MALANGTIMES - Kepala Bidang (Kabid) Olahraga Prestasi, Dinas Pemuda dan Olahraga (Dispora) Kabupaten Malang, Slamet Suyono mangkir dari panggilan Bawaslu (Badan Pengawas Pemilu) Kabupaten Malang pada hari ini, Kamis (15/10/2020). Sedianya, Slamet akan dmintai keterangan terkaait dugaan politik praktis dengan memberikan dukungan pada salah satu pasangan calon di Pemilihan Kepala Daerah (Pilkada) Kabupaten Malang yang melibatkan dirinya. 

Koordinator Divisi (Kordiv) Penanganan Pelanggaran Bawaslu Kabupaten Malang, George da Silva menjelaskan bahwa ketidakhadiran Slamet bahwa yang bersangkutan beralasan dalam kondisi sakit. "Slamet Suyono kami panggil hari ini tidak hadir. Dia beralasan sakit dan telah menyertakan surat keterangan sakit dari Moderen Klinik Poncokusumo ke Bawaslu," ujarnya ketika ditemui awak media di Kantor Bawaslu Kabupaten Malang, Kamis (15/10/2020). 

Dikarenakan waktu yang telah dekat dengan batasan hari maksimal putusan, George mengatakan bahwa telah melayangkan kembali surat pemanggilan kedua kepada Slamet Suyono. "Karena waktu telah mepet dengan maksimal waktu putusan, kami layangkan lagi surat pemanggilan untuk besok Jumat (16/10/2020) jam 9 pagi," terangnya.

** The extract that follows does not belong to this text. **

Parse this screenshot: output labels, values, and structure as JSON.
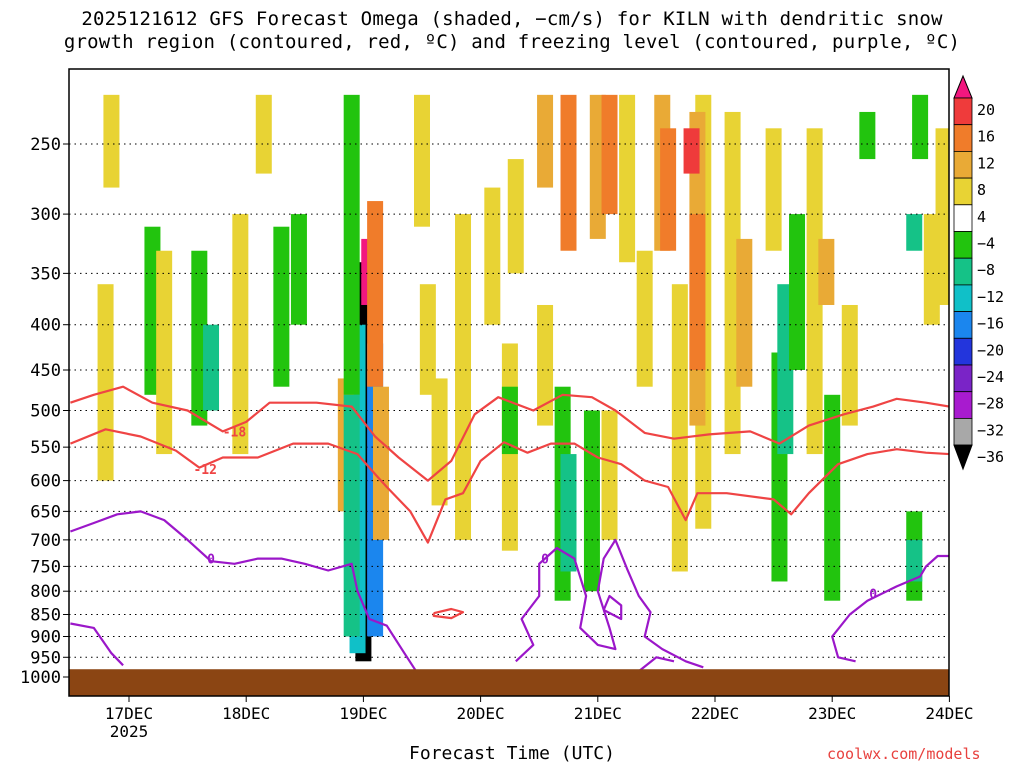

George menjelaskan bahwa di dalam surat keterangan sakit dengan kop Moderen Klinik Poncokusumo yang dilayangkan Slamet kepada Bawaslu Kabupaten Malang tertulis bahwa Slamet harus diisolasi mandiri selama 14 hari. "Surat sakit dengan kop Moderen Klinik Poncokusumo tersebut ditandatangani oleh Siti Sa'udah yang sudah kita konfirmasi ke pihak klinik bahwa itu istri dari Slamet," jelasnya. 

Diketahui bahwa surat keterangan sakit dengan kop Moderen Klinik Poncokusumo yang ditandatangani Siti Sa'udah tersebut pada tanggal 9 Oktober 2020. 

Bawaslu pun juga mengejar batas waktu maksimal untuk melakukan rapat pleno untuk mengeluarkan keputusan bahwa pelanggaran yang dilakukan Slamet termasuk kategori pelanggaran seperti apa. 

Menurut George, jika pada besok hari Jumat (16/10/2020) Slamet Suyono tidak menghadiri pemanggilan kedua dari Bawaslu Kabupaten Malang, dengan terpaksa jajaran komisioner Bawaslu Kabupaten Malang akan melaksanakan rapat pleno untuk hasil keputusan pelanggaran. 

"Panggilan kedua besok ini (16/10/2020) jika Slamet kembali tidak hadir, kami akan melakukan rapat pleno dengan data apa adanya," jelasnya.